If a child loses a tooth too early–before the permanent tooth is ready to erupt–or if it is accidentally knocked out, or is removed by the dentist because of disease, space must be saved. This is because there are chances that the teeth beside the lost primary tooth will move and fill the empty space. The spaced out tooth can either lead to the wrong eruption of permanent teeth or can also result in no eruption at all, that is, it may remain impacted in the gums. Oral hygiene of your child is poorly affected if one has crowded teeth. Crowded teeth are difficult to clean, have greater chances of becoming diseased, and later might require expensive and time-consuming orthodontic treatment. Impacted teeth require surgical intervention in the gums to expose them.

How to preserve the space if milk teeth are lost prematurely?

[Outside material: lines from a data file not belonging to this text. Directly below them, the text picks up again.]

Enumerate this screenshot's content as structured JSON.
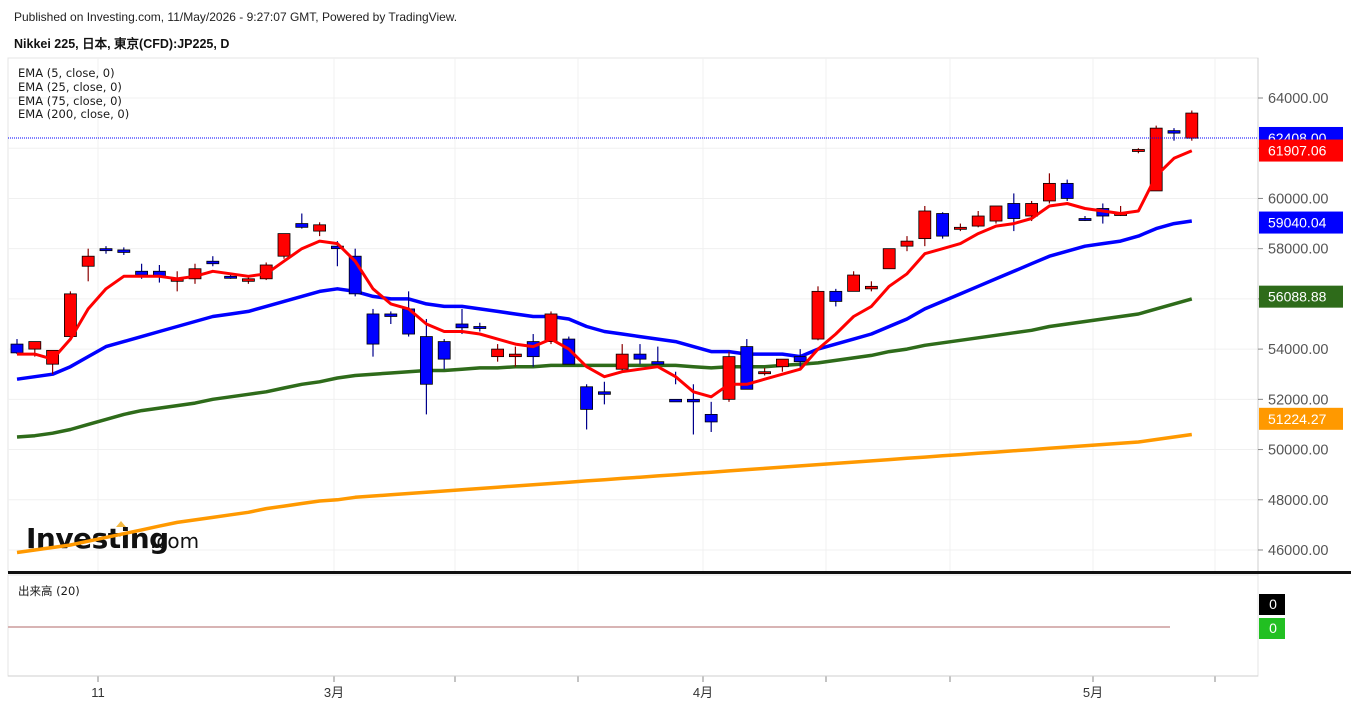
{
  "header": {
    "published": "Published on Investing.com, 11/May/2026 - 9:27:07 GMT, Powered by TradingView.",
    "instrument": "Nikkei 225, 日本, 東京(CFD):JP225, D"
  },
  "logo": {
    "main": "Investing",
    "domain": ".com"
  },
  "colors": {
    "up_candle": "#ff0000",
    "down_candle": "#0000ff",
    "ema5": "#ff0000",
    "ema25": "#0000ff",
    "ema75": "#2e6b1a",
    "ema200": "#ff9900",
    "price_line": "#0000ff"
  },
  "chart_data": [
    {
      "type": "candlestick",
      "title": "Nikkei 225, 日本, 東京(CFD):JP225, D",
      "indicators": [
        "EMA (5, close, 0)",
        "EMA (25, close, 0)",
        "EMA (75, close, 0)",
        "EMA (200, close, 0)"
      ],
      "x_ticks": [
        "11",
        "3月",
        "4月",
        "5月"
      ],
      "y_ticks": [
        "64000.00",
        "62000.00",
        "60000.00",
        "58000.00",
        "56000.00",
        "54000.00",
        "52000.00",
        "50000.00",
        "48000.00",
        "46000.00"
      ],
      "ylim": [
        45000,
        65000
      ],
      "last_price": "62408.00",
      "value_tags": [
        "62408.00",
        "61907.06",
        "59040.04",
        "56088.88",
        "51224.27"
      ],
      "candles": [
        [
          54200,
          54400,
          53800,
          53850
        ],
        [
          54000,
          54300,
          53700,
          54300
        ],
        [
          53400,
          53950,
          53000,
          53950
        ],
        [
          54500,
          56300,
          54400,
          56200
        ],
        [
          57300,
          58000,
          56700,
          57700
        ],
        [
          58000,
          58100,
          57800,
          57950
        ],
        [
          57950,
          58050,
          57750,
          57850
        ],
        [
          57100,
          57400,
          56800,
          56950
        ],
        [
          57100,
          57350,
          56650,
          56900
        ],
        [
          56700,
          57100,
          56300,
          56800
        ],
        [
          56800,
          57400,
          56600,
          57200
        ],
        [
          57500,
          57700,
          57300,
          57400
        ],
        [
          56900,
          57050,
          56800,
          56850
        ],
        [
          56700,
          56850,
          56600,
          56800
        ],
        [
          56800,
          57450,
          56750,
          57350
        ],
        [
          57700,
          58600,
          57600,
          58600
        ],
        [
          59000,
          59400,
          58800,
          58850
        ],
        [
          58700,
          59050,
          58500,
          58950
        ],
        [
          58100,
          58300,
          57300,
          58000
        ],
        [
          57700,
          58000,
          56100,
          56200
        ],
        [
          55400,
          55600,
          53700,
          54200
        ],
        [
          55400,
          55500,
          55000,
          55300
        ],
        [
          55600,
          56300,
          54500,
          54600
        ],
        [
          54500,
          55200,
          51400,
          52600
        ],
        [
          54300,
          54400,
          53200,
          53600
        ],
        [
          55000,
          55600,
          54600,
          54850
        ],
        [
          54900,
          55050,
          54700,
          54850
        ],
        [
          53700,
          54200,
          53500,
          54000
        ],
        [
          53700,
          54100,
          53300,
          53800
        ],
        [
          54300,
          54600,
          53300,
          53700
        ],
        [
          54300,
          55500,
          54200,
          55400
        ],
        [
          54400,
          54500,
          53400,
          53400
        ],
        [
          52500,
          52600,
          50800,
          51600
        ],
        [
          52300,
          52700,
          51800,
          52200
        ],
        [
          53200,
          54200,
          53100,
          53800
        ],
        [
          53800,
          54200,
          53400,
          53600
        ],
        [
          53500,
          54100,
          53400,
          53400
        ],
        [
          52000,
          53100,
          52600,
          51900
        ],
        [
          52000,
          52600,
          50600,
          51900
        ],
        [
          51400,
          51900,
          50700,
          51100
        ],
        [
          52000,
          53900,
          51900,
          53700
        ],
        [
          54100,
          54400,
          52400,
          52400
        ],
        [
          53100,
          53250,
          52950,
          53100
        ],
        [
          53300,
          53500,
          53100,
          53600
        ],
        [
          53700,
          54000,
          53200,
          53500
        ],
        [
          54400,
          56500,
          54350,
          56300
        ],
        [
          56300,
          56400,
          55700,
          55900
        ],
        [
          56300,
          57100,
          56300,
          56950
        ],
        [
          56400,
          56700,
          56300,
          56500
        ],
        [
          57200,
          58000,
          57200,
          58000
        ],
        [
          58100,
          58500,
          57900,
          58300
        ],
        [
          58400,
          59700,
          58100,
          59500
        ],
        [
          59400,
          59450,
          58400,
          58500
        ],
        [
          58800,
          59000,
          58700,
          58850
        ],
        [
          58900,
          59500,
          58850,
          59300
        ],
        [
          59100,
          59700,
          59000,
          59700
        ],
        [
          59800,
          60200,
          58700,
          59200
        ],
        [
          59300,
          59900,
          59100,
          59800
        ],
        [
          59900,
          61000,
          59800,
          60600
        ],
        [
          60600,
          60750,
          59900,
          60000
        ],
        [
          59200,
          59300,
          59100,
          59150
        ],
        [
          59600,
          59800,
          59000,
          59300
        ],
        [
          59400,
          59700,
          59300,
          59400
        ],
        [
          61950,
          62000,
          61800,
          61950
        ],
        [
          60300,
          62900,
          60300,
          62800
        ],
        [
          62700,
          62800,
          62300,
          62600
        ],
        [
          62400,
          63500,
          62300,
          63400
        ]
      ],
      "ema5": [
        53800,
        53800,
        53600,
        54400,
        55600,
        56400,
        56900,
        56900,
        56900,
        56800,
        56900,
        57100,
        57000,
        56900,
        57000,
        57500,
        58000,
        58300,
        58200,
        57500,
        56400,
        55800,
        55600,
        55000,
        54700,
        54700,
        54600,
        54400,
        54200,
        54100,
        54400,
        54000,
        53300,
        52900,
        53100,
        53200,
        53300,
        52900,
        52300,
        52100,
        52600,
        52600,
        52800,
        53000,
        53200,
        54000,
        54600,
        55300,
        55700,
        56500,
        57000,
        57800,
        58000,
        58200,
        58600,
        58900,
        59000,
        59200,
        59700,
        59800,
        59600,
        59500,
        59400,
        59500,
        60900,
        61600,
        61900
      ],
      "ema25": [
        52800,
        52900,
        53000,
        53300,
        53700,
        54100,
        54300,
        54500,
        54700,
        54900,
        55100,
        55300,
        55400,
        55500,
        55700,
        55900,
        56100,
        56300,
        56400,
        56300,
        56100,
        56000,
        56000,
        55800,
        55700,
        55700,
        55600,
        55500,
        55400,
        55300,
        55300,
        55200,
        54900,
        54700,
        54600,
        54500,
        54400,
        54300,
        54100,
        53900,
        53900,
        53800,
        53800,
        53800,
        53700,
        54000,
        54200,
        54400,
        54600,
        54900,
        55200,
        55600,
        55900,
        56200,
        56500,
        56800,
        57100,
        57400,
        57700,
        57900,
        58100,
        58200,
        58300,
        58500,
        58800,
        59000,
        59100
      ],
      "ema75": [
        50500,
        50550,
        50650,
        50800,
        51000,
        51200,
        51400,
        51550,
        51650,
        51750,
        51850,
        52000,
        52100,
        52200,
        52300,
        52450,
        52600,
        52700,
        52850,
        52950,
        53000,
        53050,
        53100,
        53150,
        53150,
        53200,
        53250,
        53250,
        53300,
        53300,
        53350,
        53350,
        53350,
        53350,
        53350,
        53350,
        53350,
        53350,
        53300,
        53250,
        53300,
        53300,
        53300,
        53350,
        53400,
        53450,
        53550,
        53650,
        53750,
        53900,
        54000,
        54150,
        54250,
        54350,
        54450,
        54550,
        54650,
        54750,
        54900,
        55000,
        55100,
        55200,
        55300,
        55400,
        55600,
        55800,
        56000
      ],
      "ema200": [
        45900,
        46000,
        46100,
        46200,
        46350,
        46500,
        46650,
        46800,
        46950,
        47100,
        47200,
        47300,
        47400,
        47500,
        47650,
        47750,
        47850,
        47950,
        48000,
        48100,
        48150,
        48200,
        48250,
        48300,
        48350,
        48400,
        48450,
        48500,
        48550,
        48600,
        48650,
        48700,
        48750,
        48800,
        48850,
        48900,
        48950,
        49000,
        49050,
        49100,
        49150,
        49200,
        49250,
        49300,
        49350,
        49400,
        49450,
        49500,
        49550,
        49600,
        49650,
        49700,
        49750,
        49800,
        49850,
        49900,
        49950,
        50000,
        50050,
        50100,
        50150,
        50200,
        50250,
        50300,
        50400,
        50500,
        50600
      ]
    },
    {
      "type": "bar",
      "title": "出来高 (20)",
      "value_tags": [
        "0",
        "0"
      ],
      "values": []
    }
  ]
}
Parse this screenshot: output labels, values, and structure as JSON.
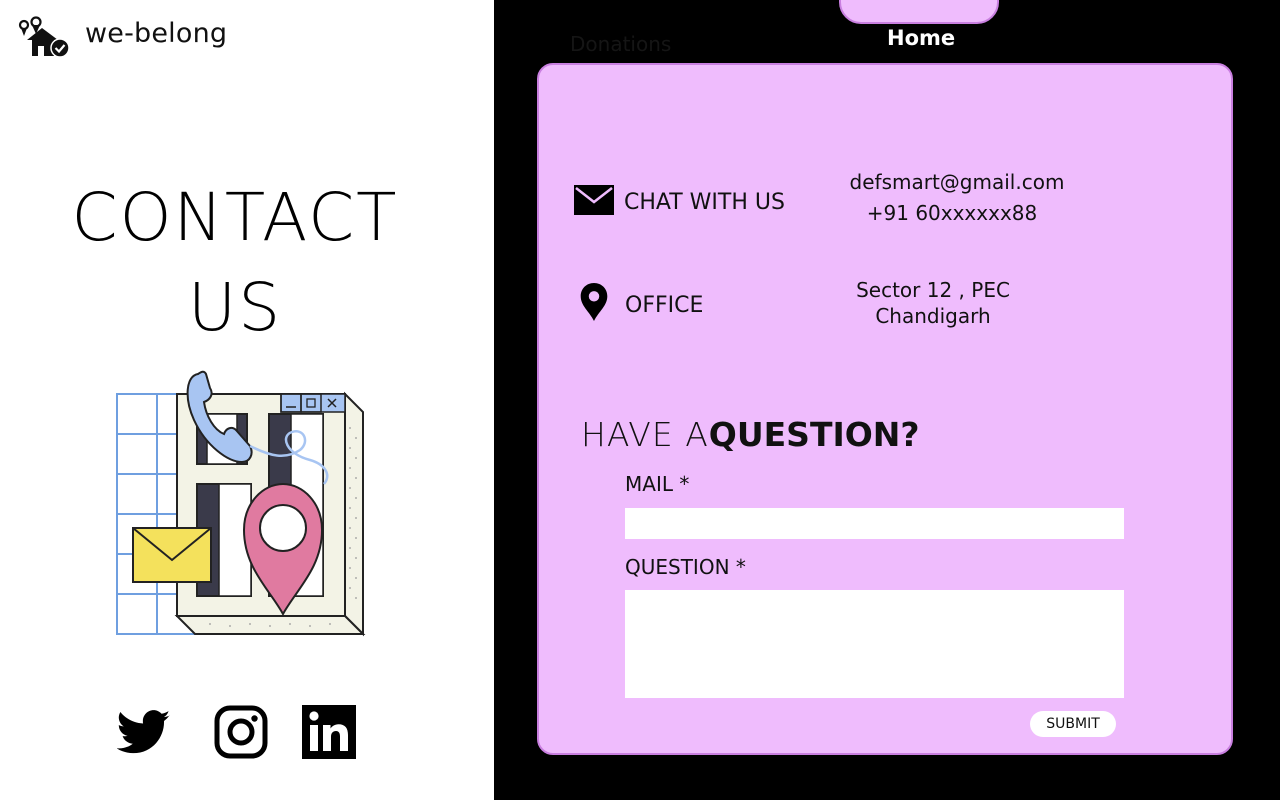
{
  "brand": {
    "name": "we-belong"
  },
  "hero": {
    "line1": "CONTACT",
    "line2": "US"
  },
  "social": [
    {
      "name": "twitter-icon"
    },
    {
      "name": "instagram-icon"
    },
    {
      "name": "linkedin-icon"
    }
  ],
  "nav": {
    "donations": "Donations",
    "home": "Home"
  },
  "contact": {
    "chat_label": "CHAT WITH US",
    "email": "defsmart@gmail.com",
    "phone": "+91 60xxxxxx88",
    "office_label": "OFFICE",
    "address_line1": "Sector 12 , PEC",
    "address_line2": "Chandigarh"
  },
  "form": {
    "title_light": "HAVE A",
    "title_bold": "QUESTION?",
    "mail_label": "MAIL *",
    "mail_value": "",
    "question_label": "QUESTION *",
    "question_value": "",
    "submit_label": "SUBMIT"
  },
  "colors": {
    "accent": "#efbcfd",
    "accent_border": "#c97fe0",
    "panel_bg": "#000000"
  }
}
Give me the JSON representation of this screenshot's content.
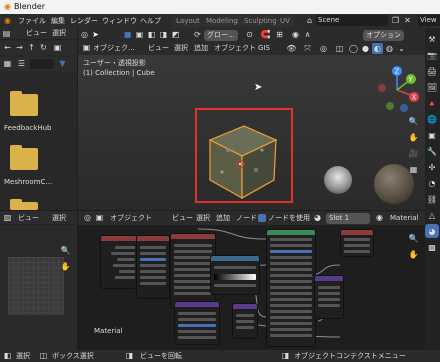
{
  "window": {
    "title": "Blender"
  },
  "menubar": {
    "items": [
      "ファイル",
      "編集",
      "レンダー",
      "ウィンドウ",
      "ヘルプ"
    ],
    "workspaces": [
      "Layout",
      "Modeling",
      "Sculpting",
      "UV"
    ],
    "scene": "Scene",
    "view_layer": "View"
  },
  "file_browser": {
    "view_label": "ビュー",
    "select_label": "選択",
    "folders": [
      "FeedbackHub",
      "MeshroomC..."
    ]
  },
  "viewport": {
    "mode": "オブジェク...",
    "menu": [
      "ビュー",
      "選択",
      "追加",
      "オブジェクト",
      "GIS"
    ],
    "orientation": "グロー...",
    "options": "オプション",
    "view_name": "ユーザー・透視投影",
    "collection_info": "(1) Collection | Cube",
    "gizmo_labels": [
      "Z",
      "Y",
      "X"
    ]
  },
  "image_panel": {
    "view_label": "ビュー",
    "select_label": "選択"
  },
  "node_editor": {
    "mode": "オブジェクト",
    "menu": [
      "ビュー",
      "選択",
      "追加",
      "ノード"
    ],
    "use_nodes": "ノードを使用",
    "slot": "Slot 1",
    "material_name": "Material",
    "label": "Material"
  },
  "statusbar": {
    "items": [
      "選択",
      "ボックス選択",
      "ビューを回転",
      "オブジェクトコンテクストメニュー"
    ]
  },
  "colors": {
    "accent": "#4772b3",
    "selection_frame": "#e03030",
    "cube_outline": "#f0a030",
    "folder": "#d9b24a"
  }
}
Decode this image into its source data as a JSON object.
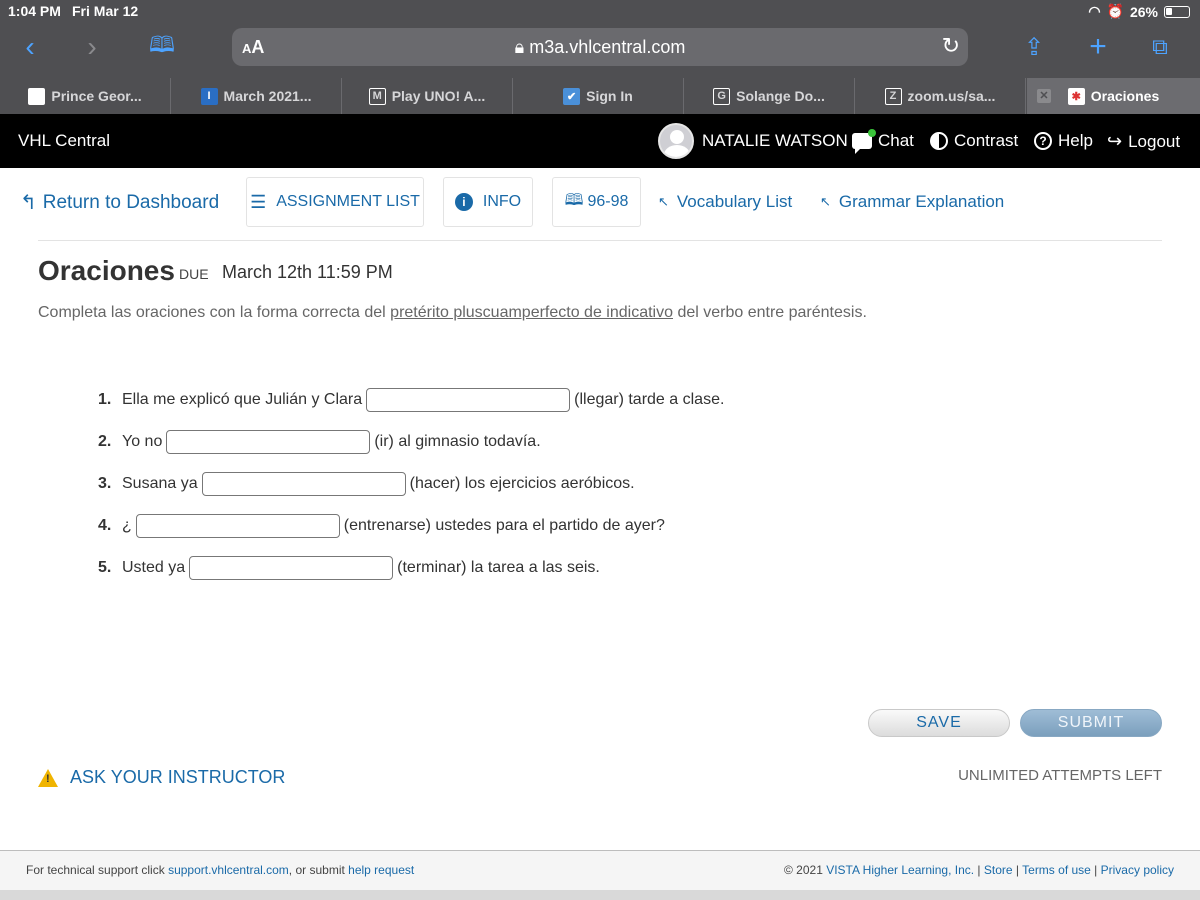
{
  "status_bar": {
    "time": "1:04 PM",
    "date": "Fri Mar 12",
    "battery": "26%"
  },
  "browser": {
    "aa_label_small": "A",
    "aa_label_large": "A",
    "url": "m3a.vhlcentral.com",
    "tabs": [
      {
        "label": "Prince Geor...",
        "icon": "blank-page-icon"
      },
      {
        "label": "March 2021...",
        "icon": "document-icon"
      },
      {
        "label": "Play UNO! A...",
        "icon": "m-icon"
      },
      {
        "label": "Sign In",
        "icon": "check-icon"
      },
      {
        "label": "Solange Do...",
        "icon": "g-icon"
      },
      {
        "label": "zoom.us/sa...",
        "icon": "z-icon"
      },
      {
        "label": "Oraciones",
        "icon": "vhl-icon"
      }
    ]
  },
  "header": {
    "brand": "VHL Central",
    "user": "NATALIE WATSON",
    "chat": "Chat",
    "contrast": "Contrast",
    "help": "Help",
    "logout": "Logout"
  },
  "subnav": {
    "return": "Return to Dashboard",
    "assignment_list": "ASSIGNMENT LIST",
    "info": "INFO",
    "pages": "96-98",
    "vocab": "Vocabulary List",
    "grammar": "Grammar Explanation"
  },
  "activity": {
    "title": "Oraciones",
    "due_label": "DUE",
    "due_date": "March 12th 11:59 PM",
    "instructions_pre": "Completa las oraciones con la forma correcta del ",
    "instructions_link": "pretérito pluscuamperfecto de indicativo",
    "instructions_post": " del verbo entre paréntesis.",
    "questions": [
      {
        "num": "1.",
        "before": "Ella me explicó que Julián y Clara",
        "value": "",
        "after": "(llegar) tarde a clase."
      },
      {
        "num": "2.",
        "before": "Yo no",
        "value": "",
        "after": "(ir) al gimnasio todavía."
      },
      {
        "num": "3.",
        "before": "Susana ya",
        "value": "",
        "after": "(hacer) los ejercicios aeróbicos."
      },
      {
        "num": "4.",
        "before": "¿",
        "value": "",
        "after": "(entrenarse) ustedes para el partido de ayer?"
      },
      {
        "num": "5.",
        "before": "Usted ya",
        "value": "",
        "after": "(terminar) la tarea a las seis."
      }
    ],
    "save": "SAVE",
    "submit": "SUBMIT",
    "ask": "ASK YOUR INSTRUCTOR",
    "attempts": "UNLIMITED ATTEMPTS LEFT"
  },
  "footer": {
    "support_pre": "For technical support click ",
    "support_link": "support.vhlcentral.com",
    "support_mid": ", or submit ",
    "help_request": "help request",
    "copyright": "© 2021 ",
    "company": "VISTA Higher Learning, Inc.",
    "store": "Store",
    "terms": "Terms of use",
    "privacy": "Privacy policy"
  }
}
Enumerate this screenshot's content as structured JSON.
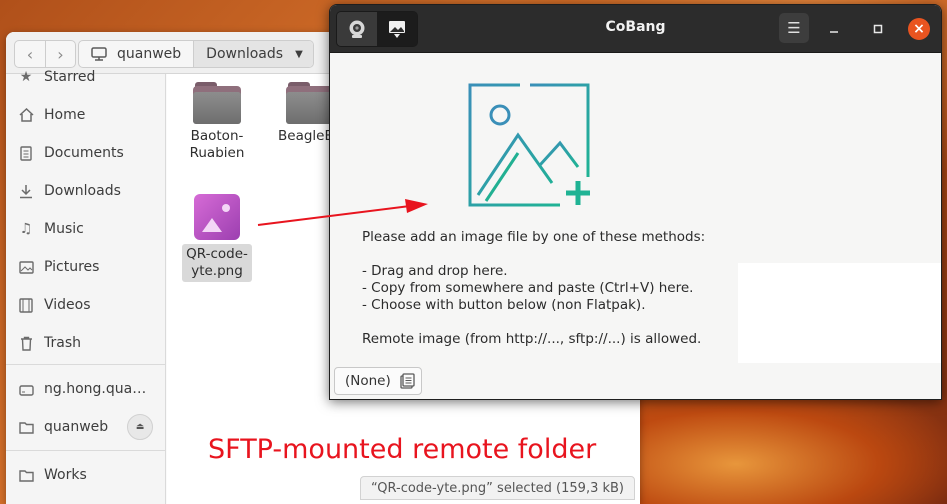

A space maintainer is required to preserve the space and is inserted to take the place of the “baby tooth” until the permanent tooth is ready to emerge. The space maintainer is a small metal device that encircles the tooth and the space to be saved. It “holds” space until the permanent tooth is ready to erupt, stopping the other teeth from tipping or drifting into the empty space.

Why a Pediatric Dentist?

The way we have trained specialist for all other diseases we have specialists in the field of dentistry as well. Pediatric Dentist is specially trained and is uniquely qualified to meet the dental needs of a child. Using the most advanced techniques, they take care of every minute needs a child posses in the field of dentistry. Along with 4 years of dental study, they have to undergo two to three years of training at university with pediatric faculty. They are trained to make the children feel comfortable as they are taught the behavioral aspects of children. They know how to make your child’s experience pleasant.